Zackell shrugs again. “I heard. I’m not deaf.”
She goes back out onto the ice, as if he’s finished. Then she calmly carries on firing pucks. Peter storms up to the office and calls the A-team players. They all answer apart from Benji. Peter explains the threat in the email. All the players understand. Not one of them stays at home.
* * *
When the practice begins, the team gathers on the ice in front of Zackell. She taps her stick on the ice and says, “Have you heard that the club’s received a threat?”
They nod. She clarifies, “If I coach you and if Benjamin plays with us, apparently we’re ‘going to be in serious trouble.’ So if you don’t want to train today, I won’t hold it against you.”
No one moves. A lot of shit has been said about this team, but they don’t scare easily. Zackell nods. “Well, then. I understand that there are a lot of . . . emotions right now. But we’re a hockey team. We play hockey.”
The older players wait for her to demand to know who posted the picture of her and Bobo on the Internet. She doesn’t even mention it. Perhaps that wins her some respect, because eventually one of them calls out, “We mostly turned up for the beer!”

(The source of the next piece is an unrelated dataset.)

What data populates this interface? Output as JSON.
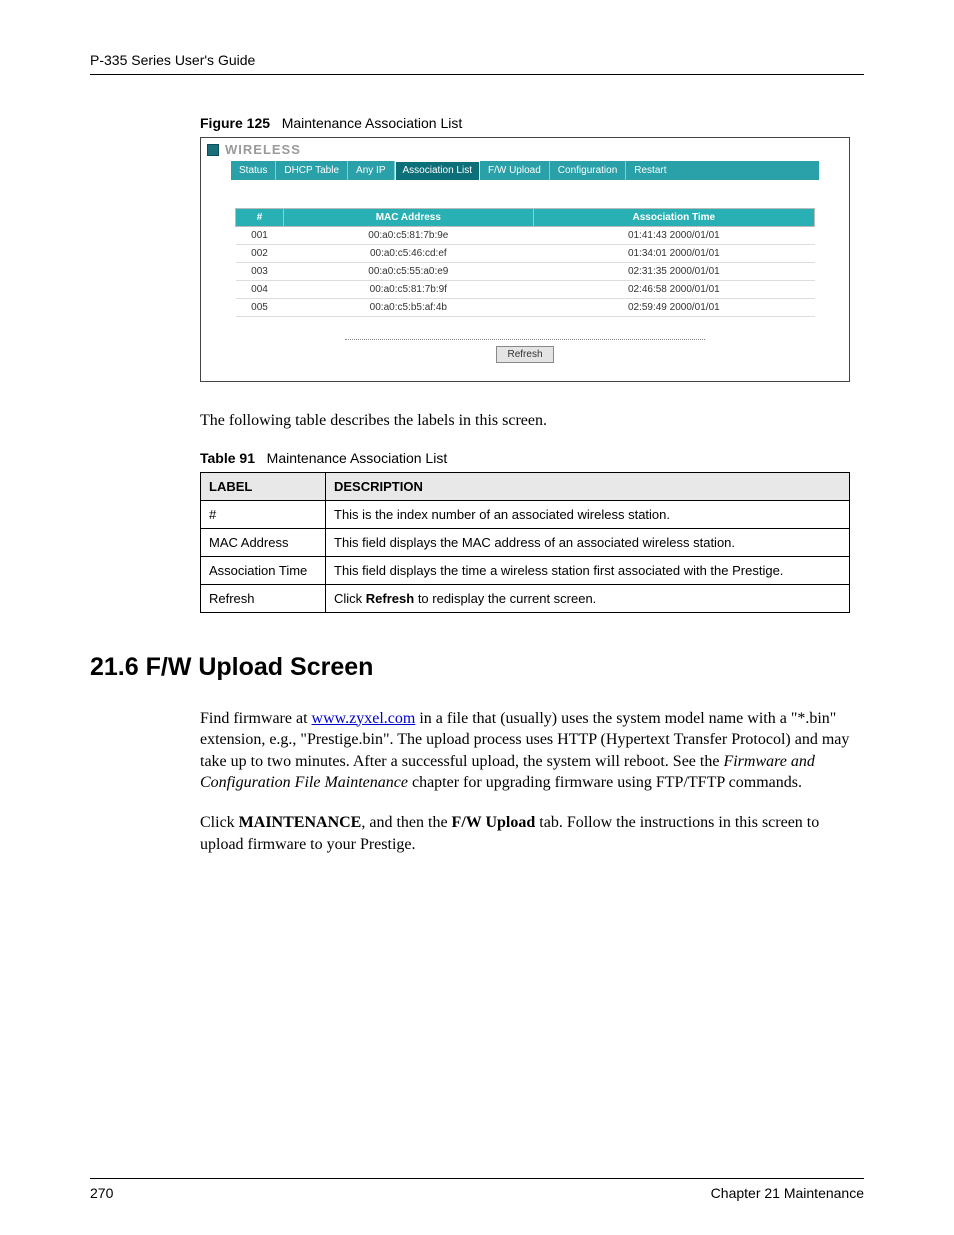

The laughter that follows is liberating. Even Bobo looks a little less embarrassed.
* * *
It’s only words. Combinations of letters. How can they possibly hurt anyone?
* * *
Benji is standing in Adri’s kennels; the dogs are playing in the snow around his feet. They don’t care, and he wishes no one else did either. He doesn’t want to change the world, doesn’t want anyone to have to adapt themselves to him, he just wants to play hockey. Go into the locker room without it falling silent because nobody dares to mess around anymore. He just wants all the usual things: sticks and ice, a puck and two nets, the desire to win, to struggle. You against us, with everything we’ve got. But that’s over now. Benji is no longer one of them.